La tavola a casa di Calin era imbandita in maniera molto sobria, ma tutto era pulitissimo. Il rito della Tzuica, almeno questa volta, non mi trovò impreparato e, memore delle precedenti esperienze, mi ben guardai dal vuotare completamente il mio bicchiere.
La ciorba di burta era buonissima, così come lo era il pollo al forno con le patate che avevano preparato. In realtà non vidi altre persone in case, fatta eccezione dell’anziana signora che capii fosse la madre del mio ospite, che doveva essere stata l’artefice di quell’ottimo pranzo.
Non parlammo quasi per nulla. Calin cercava di insegnarmi delle parole di uso comune ed ogni volta che prendeva in mano qualcosa dalla tavola, mi ripeteva, almeno un paio di volte, il nome dell’oggetto che stringeva in mano e mi esortava a ripetere. La cosa mi sembrò particolarmente buffa all’inizio, ma dopo pochi minuti, capii qual era il messaggio. “Sei ospite nella nostra terra, devi imparare la nostra lingua per poter apprezzare, capire accettare oppure non accettare quello che ti verrà proposto.” Da quel momento in poi posi molto più entusiasmo ed interesse nel comprendere gli idiomi che Calin si sforzava di farmi imparare. Questo lo fece contento, avevo capito il suo messaggio. Il suo invito a pranzo aveva avuto uno scopo ben preciso. Prima di tutto aveva deciso che voleva misurarmi e, poi, se avessi superato il suo test empatico, mi avrebbe aiutato, ma non prendendomi per mano, bensì, semplicemente, indicandomi un percorso, stava a me capire e decidere se seguirlo oppure no. Tutto era molto simile al modo di ragionare che avevo imparato a riconoscere e decodificare durante le mie vacanze in Sicilia. Sembrava lo stesso codice ma spiegato in un’altra lingua.

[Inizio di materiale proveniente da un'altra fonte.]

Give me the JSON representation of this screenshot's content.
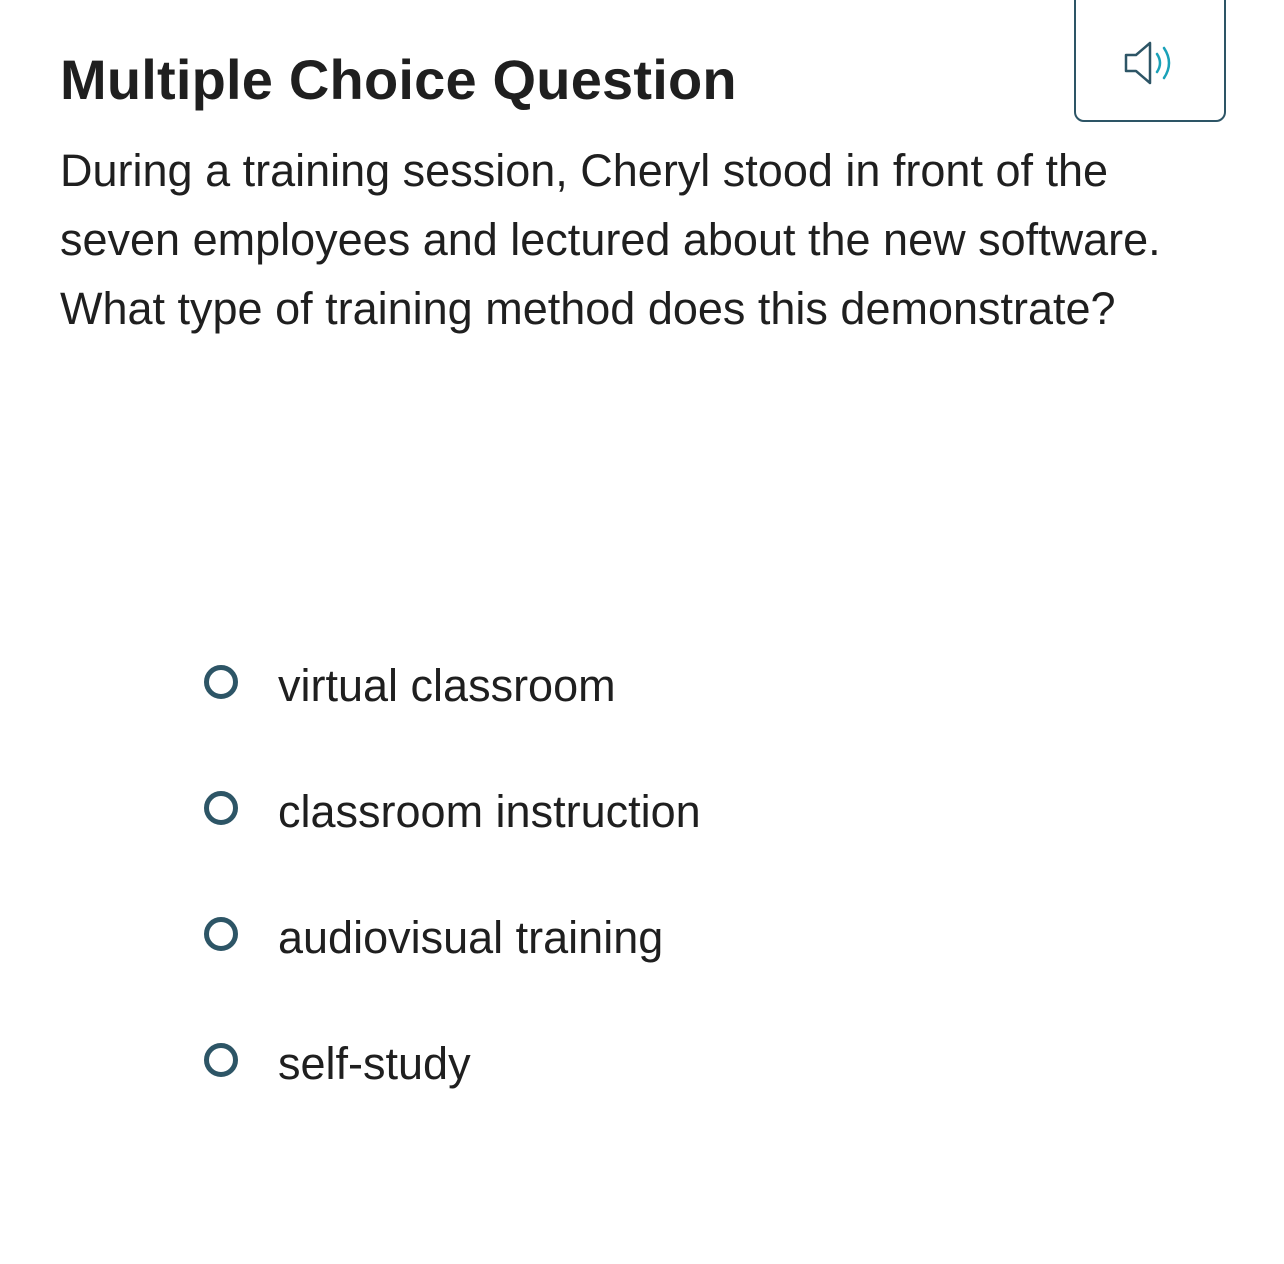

Dopo esserci goduti un mezzo toscano che gli offrii con grande piacere e che, con grande piacere fumammo, mi invitò ad uscire in cortile e quando fummo davanti alla pila di ceppi ancora da tagliare, mi porse una scure e mi invitò a tagliare la legna. Non persi un secondo di tempo ed iniziai a tagliare i ceppi con foga. Calin, che nel frattempo aveva iniziato a tagliare anche lui, mi sorrideva e ripeteva “gimnastica, gimnastica!”